Furthest Right

Occupied (2015-2017)

Production: TV2 Norge, Viaplay, Yellow Bird
18 episodes, two seasons, 2015-2017

Each episode of this show starts with the worst Anglo-Nordic musical collaboration ever created, a type of Louisiana country-blues honky tonk rock that clashes with the scenes of picturesque Norway and the intricate plots of heavy intrigue that make this show addictive.

The basic theory follows an advanced Lord of the Flies situation: much as happened in WW2, a superpower has invaded through infiltration, subversion, and the threat of their much larger army, putting tiny Norway with five million people at great risk.

Although this is a show of political intrigue, it follows more the format of a horror movie, as people try to (1) figure out that what is happening is really happening (2) discover that they must wake up and act and (3) slowly uncover how to defeat it.

In many ways, this show gives us the perfect metaphor for the failure of white people: so focused on what the System says is right, and how to advance their own careers, plus their own inner and social drama, that they cannot recognize reality even when it stares them in the face.

Tightly plotted, the show starts out slowly — the first four episodes are basically introduction and groundwork — but then rockets into a plotline advanced by impossibilities.

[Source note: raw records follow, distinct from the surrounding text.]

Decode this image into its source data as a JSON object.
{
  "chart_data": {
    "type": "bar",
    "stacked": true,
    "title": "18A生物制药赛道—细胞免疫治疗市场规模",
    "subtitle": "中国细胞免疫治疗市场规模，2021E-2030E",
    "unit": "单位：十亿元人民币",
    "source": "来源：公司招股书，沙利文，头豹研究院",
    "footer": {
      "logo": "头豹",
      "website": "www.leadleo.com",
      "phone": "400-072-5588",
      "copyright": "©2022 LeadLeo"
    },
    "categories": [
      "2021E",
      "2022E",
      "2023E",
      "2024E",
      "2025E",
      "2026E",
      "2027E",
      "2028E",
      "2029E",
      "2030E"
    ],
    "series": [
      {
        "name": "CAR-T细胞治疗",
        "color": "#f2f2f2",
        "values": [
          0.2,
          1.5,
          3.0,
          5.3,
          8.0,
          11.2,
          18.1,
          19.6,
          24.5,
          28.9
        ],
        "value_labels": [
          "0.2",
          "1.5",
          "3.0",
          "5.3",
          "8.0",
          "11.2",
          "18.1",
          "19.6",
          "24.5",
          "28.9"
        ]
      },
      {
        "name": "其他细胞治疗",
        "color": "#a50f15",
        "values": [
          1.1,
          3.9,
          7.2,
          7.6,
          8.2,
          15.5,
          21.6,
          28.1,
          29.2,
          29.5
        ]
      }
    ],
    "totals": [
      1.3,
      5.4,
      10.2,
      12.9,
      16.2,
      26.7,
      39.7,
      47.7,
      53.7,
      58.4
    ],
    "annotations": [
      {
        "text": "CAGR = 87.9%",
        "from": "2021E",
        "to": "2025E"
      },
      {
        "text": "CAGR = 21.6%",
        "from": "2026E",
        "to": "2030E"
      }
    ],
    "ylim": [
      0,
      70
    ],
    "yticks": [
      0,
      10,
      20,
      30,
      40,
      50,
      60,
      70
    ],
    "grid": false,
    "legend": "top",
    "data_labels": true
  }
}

Pathways are foreclosed, and characters work around them.

Even more unsettling are the scenes where characters have to face the fact that the institutions and opinions that they have relied on, including the State itself, are now corrupted and therefore, whatever they tell them is wrong and designed to kill them.

The series achieves a certain balance because every character graduates to the fate that should be waiting him. Smarter characters have better results, but also greater struggles; dishonest characters find themselves isolated and clueless.

While at first much of this seems very politically correct, the same rule applies to that; characters are very real in the decisions they have made and the consequences of those that they inherit.

This show fails when it tries to be too “Hollywood,” but gets over most of that in the second half of the first season and spectacularly in the second. It is not full of car chases and sex scenes, but it will keep your attention with its serpentine twists and unexpected turns.